We can also ask which instances were considered outliers or anomalies within our test data. Based on the autoencoder model that was trained before, the input data will be reconstructed, and for each instance, the MSE between actual value and reconstruction is calculated. I am also calculating the mean MSE for both class labels:
test_dim_score.add("Class", test.vec("Class"))
val testDF = asDataFrame(test_dim_score).rdd.zipWithIndex.map(r => Row.fromSeq(r._1.toSeq :+ r._2))
val schema = StructType(Array(StructField("Reconstruction-MSE", DoubleType, nullable = false), StructField("Class", ByteType, nullable = false), StructField("idRow", LongType, nullable = false)))
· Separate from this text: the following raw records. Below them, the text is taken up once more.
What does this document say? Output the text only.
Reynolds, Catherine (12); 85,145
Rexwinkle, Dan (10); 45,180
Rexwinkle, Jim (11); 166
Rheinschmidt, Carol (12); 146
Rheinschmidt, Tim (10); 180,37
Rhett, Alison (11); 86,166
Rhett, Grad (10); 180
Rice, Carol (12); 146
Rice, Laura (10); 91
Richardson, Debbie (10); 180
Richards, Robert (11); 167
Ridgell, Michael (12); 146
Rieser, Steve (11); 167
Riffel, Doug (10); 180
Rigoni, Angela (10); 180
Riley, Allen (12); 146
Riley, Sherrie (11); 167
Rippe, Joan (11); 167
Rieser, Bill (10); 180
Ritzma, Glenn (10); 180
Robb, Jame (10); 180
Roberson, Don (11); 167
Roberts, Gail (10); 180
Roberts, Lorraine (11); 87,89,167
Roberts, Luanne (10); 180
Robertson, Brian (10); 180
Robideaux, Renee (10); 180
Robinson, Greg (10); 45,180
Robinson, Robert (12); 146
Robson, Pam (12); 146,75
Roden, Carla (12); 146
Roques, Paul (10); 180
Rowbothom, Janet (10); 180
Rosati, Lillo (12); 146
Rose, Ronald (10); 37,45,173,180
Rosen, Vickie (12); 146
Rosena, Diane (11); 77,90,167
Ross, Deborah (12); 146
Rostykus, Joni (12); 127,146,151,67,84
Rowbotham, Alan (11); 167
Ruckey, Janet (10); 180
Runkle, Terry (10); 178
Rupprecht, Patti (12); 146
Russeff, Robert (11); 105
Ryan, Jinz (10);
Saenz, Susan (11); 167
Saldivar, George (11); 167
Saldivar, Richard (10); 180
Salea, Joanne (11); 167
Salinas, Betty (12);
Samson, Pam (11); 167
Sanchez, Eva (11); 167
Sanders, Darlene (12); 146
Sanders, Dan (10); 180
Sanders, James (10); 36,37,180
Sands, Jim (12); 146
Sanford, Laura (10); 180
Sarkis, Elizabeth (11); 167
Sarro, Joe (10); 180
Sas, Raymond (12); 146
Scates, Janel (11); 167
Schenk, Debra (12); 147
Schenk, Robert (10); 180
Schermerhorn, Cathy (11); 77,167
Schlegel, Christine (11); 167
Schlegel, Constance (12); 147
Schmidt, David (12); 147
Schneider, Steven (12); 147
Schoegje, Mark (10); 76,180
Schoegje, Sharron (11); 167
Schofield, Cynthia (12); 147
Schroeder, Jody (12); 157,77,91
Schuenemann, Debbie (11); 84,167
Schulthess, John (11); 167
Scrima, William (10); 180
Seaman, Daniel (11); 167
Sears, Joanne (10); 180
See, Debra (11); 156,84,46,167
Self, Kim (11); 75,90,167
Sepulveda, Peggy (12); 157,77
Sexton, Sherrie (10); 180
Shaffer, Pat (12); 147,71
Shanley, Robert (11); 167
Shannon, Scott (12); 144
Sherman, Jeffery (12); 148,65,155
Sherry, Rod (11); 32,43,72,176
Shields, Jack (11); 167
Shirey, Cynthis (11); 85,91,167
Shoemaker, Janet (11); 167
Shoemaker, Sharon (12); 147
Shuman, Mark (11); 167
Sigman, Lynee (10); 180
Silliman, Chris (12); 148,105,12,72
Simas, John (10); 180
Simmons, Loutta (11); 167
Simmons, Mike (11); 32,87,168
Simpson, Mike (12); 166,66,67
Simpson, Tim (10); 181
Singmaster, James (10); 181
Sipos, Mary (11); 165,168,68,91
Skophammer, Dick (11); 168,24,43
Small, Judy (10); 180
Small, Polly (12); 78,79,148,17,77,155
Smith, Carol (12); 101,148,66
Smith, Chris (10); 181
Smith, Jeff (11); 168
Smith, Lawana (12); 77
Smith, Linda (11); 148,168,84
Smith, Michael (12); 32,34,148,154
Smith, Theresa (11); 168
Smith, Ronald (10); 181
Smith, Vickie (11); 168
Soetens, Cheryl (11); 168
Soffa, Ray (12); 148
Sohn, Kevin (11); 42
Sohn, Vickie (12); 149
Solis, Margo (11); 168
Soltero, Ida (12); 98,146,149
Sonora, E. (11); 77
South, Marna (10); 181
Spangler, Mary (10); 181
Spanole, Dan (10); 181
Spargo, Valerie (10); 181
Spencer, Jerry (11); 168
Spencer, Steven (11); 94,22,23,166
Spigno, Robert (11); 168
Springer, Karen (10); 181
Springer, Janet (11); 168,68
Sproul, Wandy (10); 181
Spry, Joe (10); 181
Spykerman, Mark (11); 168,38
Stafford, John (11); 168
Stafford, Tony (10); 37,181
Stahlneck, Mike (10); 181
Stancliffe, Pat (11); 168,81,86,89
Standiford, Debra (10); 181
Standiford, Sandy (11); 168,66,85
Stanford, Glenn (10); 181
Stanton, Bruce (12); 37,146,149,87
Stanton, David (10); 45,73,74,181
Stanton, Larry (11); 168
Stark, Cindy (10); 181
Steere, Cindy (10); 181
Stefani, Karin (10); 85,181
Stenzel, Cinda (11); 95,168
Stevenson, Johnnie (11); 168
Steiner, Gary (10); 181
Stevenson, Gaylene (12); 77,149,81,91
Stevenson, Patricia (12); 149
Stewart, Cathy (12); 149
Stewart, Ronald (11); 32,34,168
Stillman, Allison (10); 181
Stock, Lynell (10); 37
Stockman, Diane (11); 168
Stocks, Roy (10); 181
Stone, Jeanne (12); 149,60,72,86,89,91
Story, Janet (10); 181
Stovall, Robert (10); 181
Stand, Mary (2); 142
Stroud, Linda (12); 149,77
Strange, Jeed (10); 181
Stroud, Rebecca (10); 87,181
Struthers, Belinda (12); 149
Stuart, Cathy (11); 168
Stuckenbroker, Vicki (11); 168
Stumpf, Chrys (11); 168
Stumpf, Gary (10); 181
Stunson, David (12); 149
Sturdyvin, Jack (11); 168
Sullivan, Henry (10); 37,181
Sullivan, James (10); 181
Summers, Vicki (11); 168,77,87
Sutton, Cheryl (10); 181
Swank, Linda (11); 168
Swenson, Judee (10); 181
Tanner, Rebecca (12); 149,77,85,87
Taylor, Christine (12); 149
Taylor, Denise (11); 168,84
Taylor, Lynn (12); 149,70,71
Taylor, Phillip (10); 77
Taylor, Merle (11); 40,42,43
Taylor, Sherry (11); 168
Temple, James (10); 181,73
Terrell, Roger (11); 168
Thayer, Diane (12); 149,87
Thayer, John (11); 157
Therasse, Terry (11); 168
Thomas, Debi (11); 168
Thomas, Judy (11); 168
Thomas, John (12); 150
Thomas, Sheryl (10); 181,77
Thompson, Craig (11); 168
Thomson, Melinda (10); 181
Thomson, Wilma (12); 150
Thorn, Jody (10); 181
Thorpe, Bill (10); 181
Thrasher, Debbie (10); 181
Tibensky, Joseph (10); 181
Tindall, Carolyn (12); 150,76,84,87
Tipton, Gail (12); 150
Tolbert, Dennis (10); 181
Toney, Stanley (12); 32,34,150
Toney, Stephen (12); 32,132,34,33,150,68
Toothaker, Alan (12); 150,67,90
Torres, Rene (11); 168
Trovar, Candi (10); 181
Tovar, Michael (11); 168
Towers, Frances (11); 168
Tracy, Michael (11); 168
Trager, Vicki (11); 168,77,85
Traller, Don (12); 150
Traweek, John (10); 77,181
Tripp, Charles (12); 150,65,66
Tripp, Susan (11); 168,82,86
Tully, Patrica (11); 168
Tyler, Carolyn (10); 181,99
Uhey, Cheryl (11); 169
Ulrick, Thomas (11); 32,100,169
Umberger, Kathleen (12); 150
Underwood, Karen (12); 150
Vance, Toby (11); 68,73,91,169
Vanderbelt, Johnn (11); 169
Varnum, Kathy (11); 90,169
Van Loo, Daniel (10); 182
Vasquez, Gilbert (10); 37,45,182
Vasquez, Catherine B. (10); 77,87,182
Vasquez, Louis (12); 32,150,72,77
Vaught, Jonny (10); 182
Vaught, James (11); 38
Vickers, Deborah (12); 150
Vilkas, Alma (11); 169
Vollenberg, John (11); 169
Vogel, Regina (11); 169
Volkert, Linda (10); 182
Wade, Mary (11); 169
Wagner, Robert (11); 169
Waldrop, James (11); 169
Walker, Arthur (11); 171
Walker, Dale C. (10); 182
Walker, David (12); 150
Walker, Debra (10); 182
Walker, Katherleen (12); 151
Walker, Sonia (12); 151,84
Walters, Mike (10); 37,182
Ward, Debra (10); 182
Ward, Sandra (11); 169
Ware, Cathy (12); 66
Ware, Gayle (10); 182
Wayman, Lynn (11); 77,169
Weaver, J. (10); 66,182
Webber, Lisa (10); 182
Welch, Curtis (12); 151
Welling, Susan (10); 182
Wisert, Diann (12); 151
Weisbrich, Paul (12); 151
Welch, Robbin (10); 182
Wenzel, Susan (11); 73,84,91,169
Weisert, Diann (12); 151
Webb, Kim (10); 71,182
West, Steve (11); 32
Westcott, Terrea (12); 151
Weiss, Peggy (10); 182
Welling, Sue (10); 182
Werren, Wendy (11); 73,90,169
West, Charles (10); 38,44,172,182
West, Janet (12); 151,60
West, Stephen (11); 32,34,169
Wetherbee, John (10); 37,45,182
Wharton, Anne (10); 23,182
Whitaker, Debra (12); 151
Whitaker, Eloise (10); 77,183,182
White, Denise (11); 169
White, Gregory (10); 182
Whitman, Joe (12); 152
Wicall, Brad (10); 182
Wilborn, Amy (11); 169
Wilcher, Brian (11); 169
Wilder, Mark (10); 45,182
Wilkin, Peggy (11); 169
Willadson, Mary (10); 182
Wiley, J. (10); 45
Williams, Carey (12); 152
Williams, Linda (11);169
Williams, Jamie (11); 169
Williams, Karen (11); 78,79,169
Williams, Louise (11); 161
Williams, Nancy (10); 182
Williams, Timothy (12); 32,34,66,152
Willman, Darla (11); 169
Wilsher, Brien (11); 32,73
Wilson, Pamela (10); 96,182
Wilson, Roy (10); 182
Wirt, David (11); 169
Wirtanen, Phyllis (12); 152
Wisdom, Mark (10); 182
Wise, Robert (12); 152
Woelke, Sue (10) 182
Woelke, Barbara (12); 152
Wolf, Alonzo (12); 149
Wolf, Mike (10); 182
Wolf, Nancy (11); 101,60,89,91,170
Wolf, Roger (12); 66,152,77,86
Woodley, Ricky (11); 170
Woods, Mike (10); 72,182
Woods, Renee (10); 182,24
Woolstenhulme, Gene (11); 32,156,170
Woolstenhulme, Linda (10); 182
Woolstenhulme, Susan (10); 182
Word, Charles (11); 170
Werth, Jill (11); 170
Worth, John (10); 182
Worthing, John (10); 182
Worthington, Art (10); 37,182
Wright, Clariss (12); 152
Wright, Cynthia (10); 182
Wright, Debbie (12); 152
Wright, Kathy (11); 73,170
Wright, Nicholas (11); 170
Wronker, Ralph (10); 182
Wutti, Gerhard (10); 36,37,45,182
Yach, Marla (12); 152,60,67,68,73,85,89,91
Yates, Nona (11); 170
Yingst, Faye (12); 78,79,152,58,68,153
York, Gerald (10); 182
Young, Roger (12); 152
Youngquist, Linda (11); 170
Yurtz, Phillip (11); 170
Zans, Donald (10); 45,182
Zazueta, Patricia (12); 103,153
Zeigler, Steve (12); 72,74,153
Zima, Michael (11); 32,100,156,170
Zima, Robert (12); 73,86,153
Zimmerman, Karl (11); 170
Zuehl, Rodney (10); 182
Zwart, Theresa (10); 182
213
val dffd = spark.createDataFrame(testDF, schema)
dffd.show()
>>>
Seeing this DataFrame, it's really difficult to identify outliers. But plotting them would provide some more insights:
Vegas("Reduced Test", width = 800, height = 600).withDataFrame(dffd).mark(Point).encodeX("idRow", Quantitative).encodeY("Reconstruction-MSE", Quantitative).encodeColor(field = "Class", dataType = Nominal).show
>>>
As we can see in the plot, there is no perfect classification into fraudulent and non-fraudulent cases, but the mean MSE is definitely higher for fraudulent transactions than for regular ones. But a minimum interpretation is necessary.
From the preceding figure, we can at least see that most of the idRows have an MSE of 5µ. Or, if we extend the MSE threshold up to 10µ, then the data points exceeding this threshold can be considered as outliers or anomalies, that is, fraudulent transactions.